Economist who grew up on a council estate's brilliant exit speech
Given the comparative shortage of working class role models in the City of London, the path taken by Andy Haldane, the chief economist at the Bank of England who's just retired aged 53 to become chief executive director at the Royal Society for the Arts, deserves to be better known.
In a speech delivered yesterday at the Institute of Government, Haldane - who'd worked at the Bank of England since 1989 - said (ironically) that he arrived in Threadneedle Street, after, " following the well-trodden path from Sunderland council estate to Threadneedle Street."
Haldane grew up in Guiseley, a suburb of Leeds. His father was a professional trumpet player who toured seaside towns and his mother didn't work. Haldane attended Guiseley school, the local comprehensive. There, he was reportedly encouraged to become an economist by a teacher who said the profession would enable him to make a difference. "Growing up in the 1980s with three million unemployed - that is why I studied economics,” he told the Warwick Business School Magazine in 2019. “Because I could see the real implications of the economy going wrong, for my friends, for my local community."
Haldane was the first in his family to attend university: he went to Sheffield and studied economics, followed by Warwick, where he studied a Masters in Economics. When he joined the Bank of England, recruits had historically been drawn from Oxbridge but the bank was just starting to diversify its intake. “Suddenly I was in the game,” said Haldane. “When I came there were still a lot of classicists around the Bank, but as policy became more rigorous that meant recruitment changed."
Haldane - who has been known to deprecate his mathematical abilities after teaching himself maths - is known for being something of a wit, and his valedictory speech didn't disappoint. "Like the Schleswig-Holstein problem, only three people understood the external counterparts to M4. One was dead, the other mad and the third was not me," he said of his arrival at the Bank of England and attempts to get to grips with measures of the money supply. In the 1990s, the Bank's macro-monetary and financial stability arms rarely crossed, Haldane added, noting that economists in the macro-monetary arm drank beer on Fridays wearing woollens in the bank's ground floor pub, while the financial stability types supervising banks stayed in the wine bar wearing tweed (they all seem to have been men).
Haldane has long been a critic of excessive pay in financial services. - In 2012, he wrote a 3,000 word essay for the London Review of Books pinning high banking pay on excessive leverage, risk-taking and the end of limited liability partnerships. In yesterday's speech, he warned of the "dependency culture" created by cheap money. "Only a minority of those with mortgages have ever experienced a rise in borrowing costs. Fewer still have significant inflation in their lived experience. Easy money is always an easier decision than tight money," he warned. "Central banks now need to follow a different script on the way out to avoid putting 30 years of progress at risk."
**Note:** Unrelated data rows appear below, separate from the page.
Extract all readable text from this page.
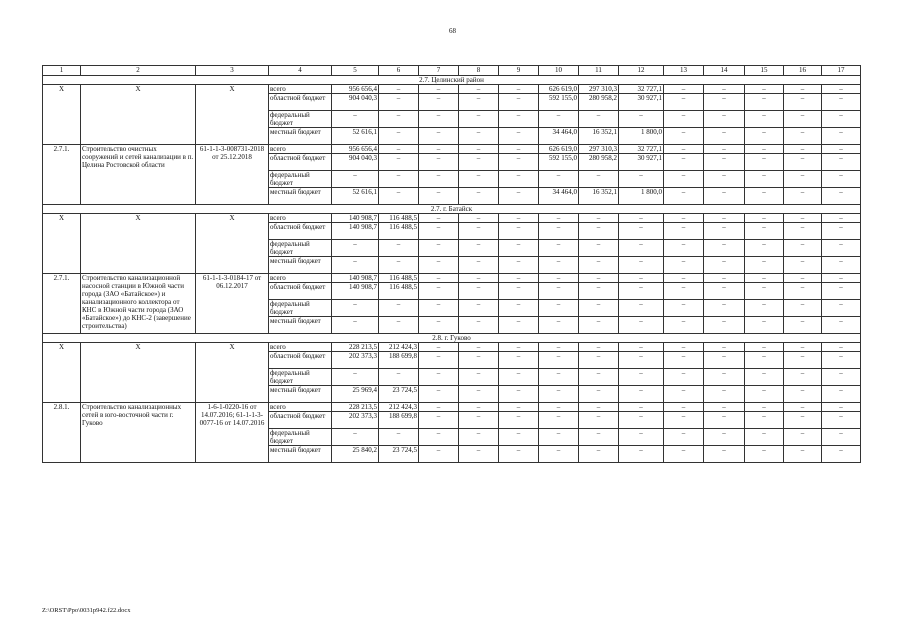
68
1	2	3	4	5	6	7	8	9	10	11	12	13	14	15	16	17
2.7. Целинский район																
Х	Х	Х	всего	956 656,4	–	–	–	–	626 619,0	297 310,3	32 727,1	–	–	–	–	–
			областной бюджет	904 040,3	–	–	–	–	592 155,0	280 958,2	30 927,1	–	–	–	–	–
			федеральный бюджет	–	–	–	–	–	–	–	–	–	–	–	–	–
			местный бюджет	52 616,1	–	–	–	–	34 464,0	16 352,1	1 800,0	–	–	–	–	–
2.7.1.	Строительство очистных сооружений и сетей канализации в п. Целина Ростовской области	61-1-1-3-008731-2018 от 25.12.2018	всего	956 656,4	–	–	–	–	626 619,0	297 310,3	32 727,1	–	–	–	–	–
			областной бюджет	904 040,3	–	–	–	–	592 155,0	280 958,2	30 927,1	–	–	–	–	–
			федеральный бюджет	–	–	–	–	–	–	–	–	–	–	–	–	–
			местный бюджет	52 616,1	–	–	–	–	34 464,0	16 352,1	1 800,0	–	–	–	–	–
2.7. г. Батайск																
Х	Х	Х	всего	140 908,7	116 488,5	–	–	–	–	–	–	–	–	–	–	–
			областной бюджет	140 908,7	116 488,5	–	–	–	–	–	–	–	–	–	–	–
			федеральный бюджет	–	–	–	–	–	–	–	–	–	–	–	–	–
			местный бюджет	–	–	–	–	–	–	–	–	–	–	–	–	–
2.7.1.	Строительство канализационной насосной станции в Южной части города (ЗАО «Батайское») и канализационного коллектора от КНС в Южной части города (ЗАО «Батайское») до КНС-2 (завершение строительства)	61-1-1-3-0184-17 от 06.12.2017	всего	140 908,7	116 488,5	–	–	–	–	–	–	–	–	–	–	–
			областной бюджет	140 908,7	116 488,5	–	–	–	–	–	–	–	–	–	–	–
			федеральный бюджет	–	–	–	–	–	–	–	–	–	–	–	–	–
			местный бюджет	–	–	–	–	–	–	–	–	–	–	–	–	–
2.8. г. Гуково																
Х	Х	Х	всего	228 213,5	212 424,3	–	–	–	–	–	–	–	–	–	–	–
			областной бюджет	202 373,3	188 699,8	–	–	–	–	–	–	–	–	–	–	–
			федеральный бюджет	–	–	–	–	–	–	–	–	–	–	–	–	–
			местный бюджет	25 969,4	23 724,5	–	–	–	–	–	–	–	–	–	–	–
2.8.1.	Строительство канализационных сетей в юго-восточной части г. Гуково	1-6-1-0220-16 от 14.07.2016; 61-1-1-3-0077-16 от 14.07.2016	всего	228 213,5	212 424,3	–	–	–	–	–	–	–	–	–	–	–
			областной бюджет	202 373,3	188 699,8	–	–	–	–	–	–	–	–	–	–	–
			федеральный бюджет	–	–	–	–	–	–	–	–	–	–	–	–	–
			местный бюджет	25 840,2	23 724,5	–	–	–	–	–	–	–	–	–	–	–
Z:\ORST\Ppo\0031p942.f22.docx
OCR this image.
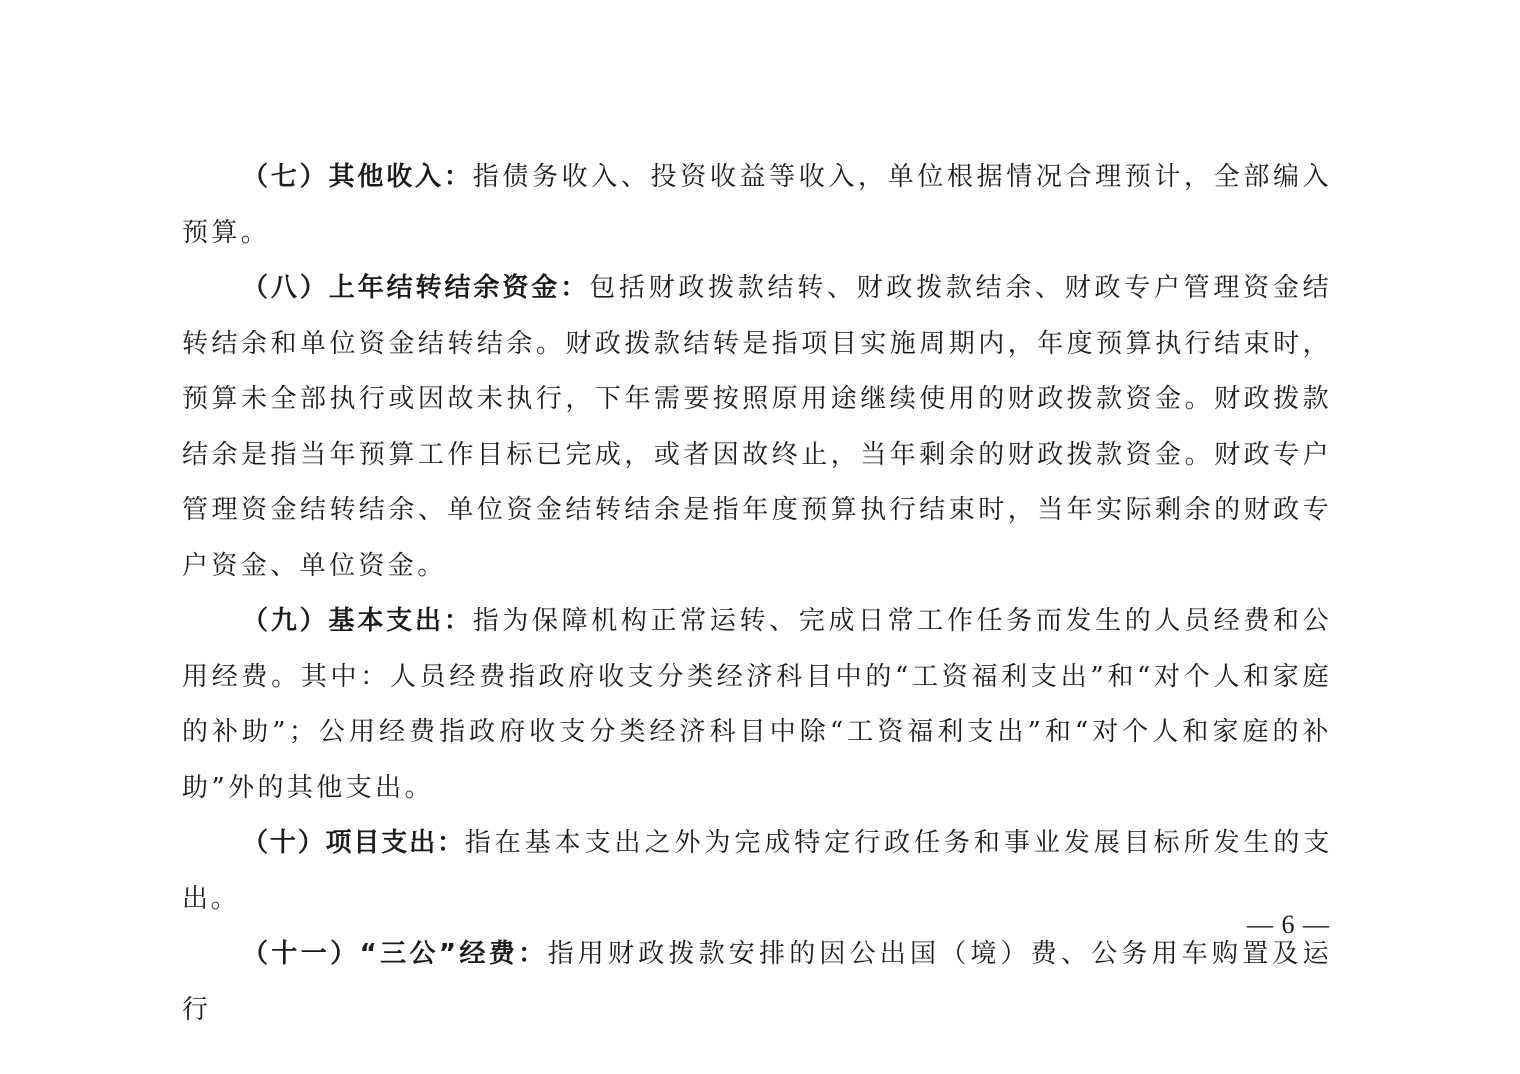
（七）其他收入：指债务收入、投资收益等收入，单位根据情况合理预计，全部编入预算。

（八）上年结转结余资金：包括财政拨款结转、财政拨款结余、财政专户管理资金结转结余和单位资金结转结余。财政拨款结转是指项目实施周期内，年度预算执行结束时，预算未全部执行或因故未执行，下年需要按照原用途继续使用的财政拨款资金。财政拨款结余是指当年预算工作目标已完成，或者因故终止，当年剩余的财政拨款资金。财政专户管理资金结转结余、单位资金结转结余是指年度预算执行结束时，当年实际剩余的财政专户资金、单位资金。

（九）基本支出：指为保障机构正常运转、完成日常工作任务而发生的人员经费和公用经费。其中：人员经费指政府收支分类经济科目中的“工资福利支出”和“对个人和家庭的补助”；公用经费指政府收支分类经济科目中除“工资福利支出”和“对个人和家庭的补助”外的其他支出。

（十）项目支出：指在基本支出之外为完成特定行政任务和事业发展目标所发生的支出。

（十一）“三公”经费：指用财政拨款安排的因公出国（境）费、公务用车购置及运行

— 6 —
Haldane's own children are privately educated, but his career offers a blueprint for state school children who want to use an aptitude for economics in pursuit of social good. Haldane says he'll always be a public servant, seeking social change across, "good work, fair education, lifelong skills, natural capital, place and belonging, and good governance." He's spent 32 years pursuing social change in central banking - other young economists can now take up the reins.